La Ley Orgánica del Poder Judicial parte de una idea general: las actuaciones judiciales serán predominantemente orales, sobre todo en materia criminal, sin perjuicio de su documentación. Esta previsión, contenida en el artículo 229 LOPJ, no significa que todos los actos procesales sean orales. En el proceso conviven escritos, resoluciones, diligencias, actos de comunicación, vistas, declaraciones, comparecencias y actuaciones de ejecución. Lo que la norma subraya es que determinadas actuaciones, especialmente las que exigen inmediación y contradicción, deben realizarse oralmente ante el órgano competente y quedar documentadas.
La inmediación es una de las garantías formales más importantes. Conforme al artículo 137 LEC, los jueces y magistrados que conocen del asunto deben presenciar las declaraciones de las partes y de testigos, los careos, las explicaciones de los peritos, la crítica oral de los dictámenes y los demás actos de prueba que deban practicarse contradictoria y públicamente. Las vistas y comparecencias destinadas a oír a las partes antes de dictar resolución deben celebrarse ante el juez o magistrados integrantes del tribunal que conozca del asunto. Cuando la actuación corresponda exclusivamente al Letrado de la Administración de Justicia, esta regla se aplica respecto de él.
La consecuencia de infringir esta exigencia es especialmente grave: la LEC dispone que la infracción de esas reglas de presencia judicial o de presencia del Letrado de la Administración de Justicia determina la nulidad de pleno derecho de las actuaciones correspondientes. La razón es clara: si el acto debía practicarse ante una autoridad concreta, su ausencia impide que la actuación cumpla la garantía que justificaba su forma legal.
Otra garantía formal es la publicidad. El artículo 138 LEC establece que las actuaciones de prueba, las vistas y las comparecencias cuyo objeto sea oír a las partes antes de dictar resolución se practicarán en audiencia pública. La relación de señalamientos del órgano judicial debe hacerse pública en un lugar visible el primer día hábil de cada semana, con las indicaciones exigidas por el propio precepto.

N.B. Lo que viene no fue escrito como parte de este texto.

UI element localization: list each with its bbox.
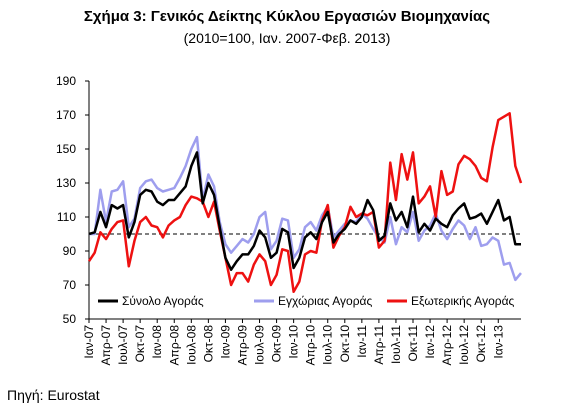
y-axis: 50 70 90 110 130 150 170 190 — [56, 74, 90, 326]
x-tick-label: Ιαν-08 — [150, 325, 164, 359]
x-tick-label: Οκτ-08 — [201, 325, 215, 363]
x-tick-label: Απρ-11 — [372, 325, 386, 365]
x-tick-label: Ιαν-11 — [355, 325, 369, 358]
chart-title: Σχήμα 3: Γενικός Δείκτης Κύκλου Εργασιών… — [83, 8, 491, 25]
x-tick-label: Απρ-08 — [167, 325, 181, 366]
series-line-1 — [89, 135, 522, 282]
x-axis: Ιαν-07 Απρ-07 Ιουλ-07 Οκτ-07 Ιαν-08 Απρ-08 Ιου… — [82, 318, 521, 366]
x-tick-label: Ιαν-13 — [491, 325, 505, 359]
series-line-2 — [87, 112, 523, 294]
x-tick-label: Ιουλ-11 — [389, 325, 403, 364]
x-tick-label: Ιουλ-10 — [321, 325, 335, 365]
x-tick-label: Ιαν-12 — [423, 325, 437, 359]
y-tick-label: 150 — [56, 142, 76, 156]
y-tick-label: 90 — [63, 244, 77, 258]
x-tick-label: Οκτ-07 — [133, 325, 147, 363]
y-tick-label: 170 — [56, 108, 76, 122]
x-tick-label: Ιαν-09 — [218, 325, 232, 359]
x-tick-label: Ιουλ-09 — [253, 325, 267, 365]
x-tick-label: Ιαν-10 — [287, 325, 301, 359]
x-tick-label: Οκτ-10 — [338, 325, 352, 363]
y-tick-label: 110 — [57, 210, 76, 224]
legend-label: Σύνολο Αγοράς — [122, 294, 204, 308]
x-tick-label: Ιουλ-07 — [116, 325, 130, 365]
x-tick-label: Ιουλ-08 — [184, 325, 198, 365]
y-tick-label: 190 — [56, 74, 76, 88]
x-tick-label: Ιουλ-12 — [457, 325, 471, 365]
x-tick-label: Απρ-10 — [304, 325, 318, 366]
source-note: Πηγή: Eurostat — [7, 387, 100, 403]
x-tick-label: Οκτ-09 — [270, 325, 284, 363]
x-tick-label: Οκτ-12 — [474, 325, 488, 363]
legend-label: Εξωτερικής Αγοράς — [411, 294, 515, 308]
chart-subtitle: (2010=100, Ιαν. 2007-Φεβ. 2013) — [183, 30, 391, 46]
x-tick-label: Οκτ-11 — [406, 325, 420, 362]
x-tick-label: Ιαν-07 — [82, 325, 96, 359]
y-tick-label: 70 — [63, 278, 77, 292]
x-tick-label: Απρ-09 — [235, 325, 249, 366]
legend: Σύνολο Αγοράς Εγχώριας Αγοράς Εξωτερικής Α… — [98, 294, 515, 308]
x-tick-label: Απρ-12 — [440, 325, 454, 366]
series-line-0 — [88, 151, 521, 271]
series-group — [87, 112, 523, 294]
legend-label: Εγχώριας Αγοράς — [278, 294, 372, 308]
y-tick-label: 130 — [56, 176, 76, 190]
x-tick-label: Απρ-07 — [99, 325, 113, 366]
y-tick-label: 50 — [63, 312, 77, 326]
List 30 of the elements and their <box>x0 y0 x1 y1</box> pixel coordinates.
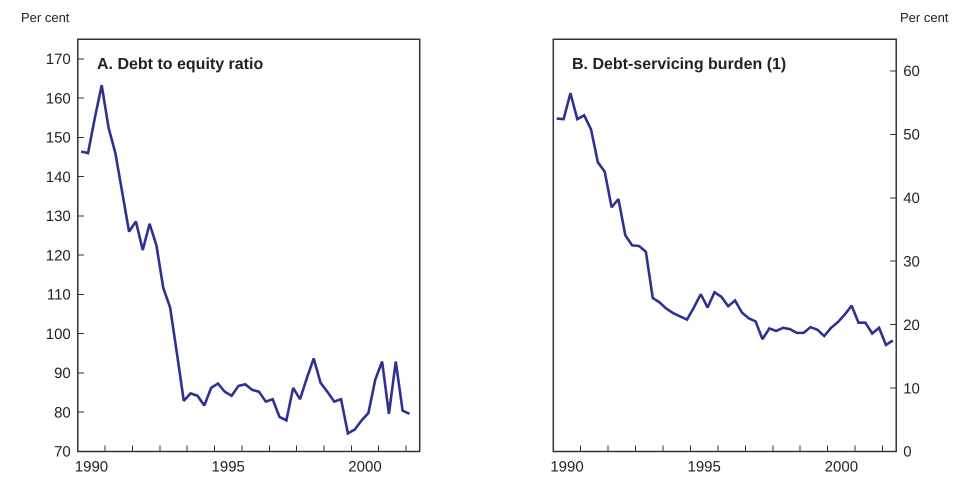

Esta regla conecta con el artículo 120 de la Constitución, según el cual las actuaciones judiciales serán públicas, con las excepciones previstas por las leyes de procedimiento. La publicidad permite el control externo de la actividad jurisdiccional y refuerza la transparencia del proceso.
La publicidad, sin embargo, no es absoluta. La LEC permite celebrar actuaciones a puerta cerrada cuando sea necesario para proteger el orden público o la seguridad nacional, los intereses de menores, la vida privada de las partes u otros derechos y libertades, o cuando circunstancias especiales hagan que la publicidad pueda perjudicar los intereses de la justicia. La decisión debe adoptarse mediante resolución, previa audiencia de las partes presentes en el acto. En actuaciones de competencia exclusiva del Letrado de la Administración de Justicia, la medida puede acordarse por decreto.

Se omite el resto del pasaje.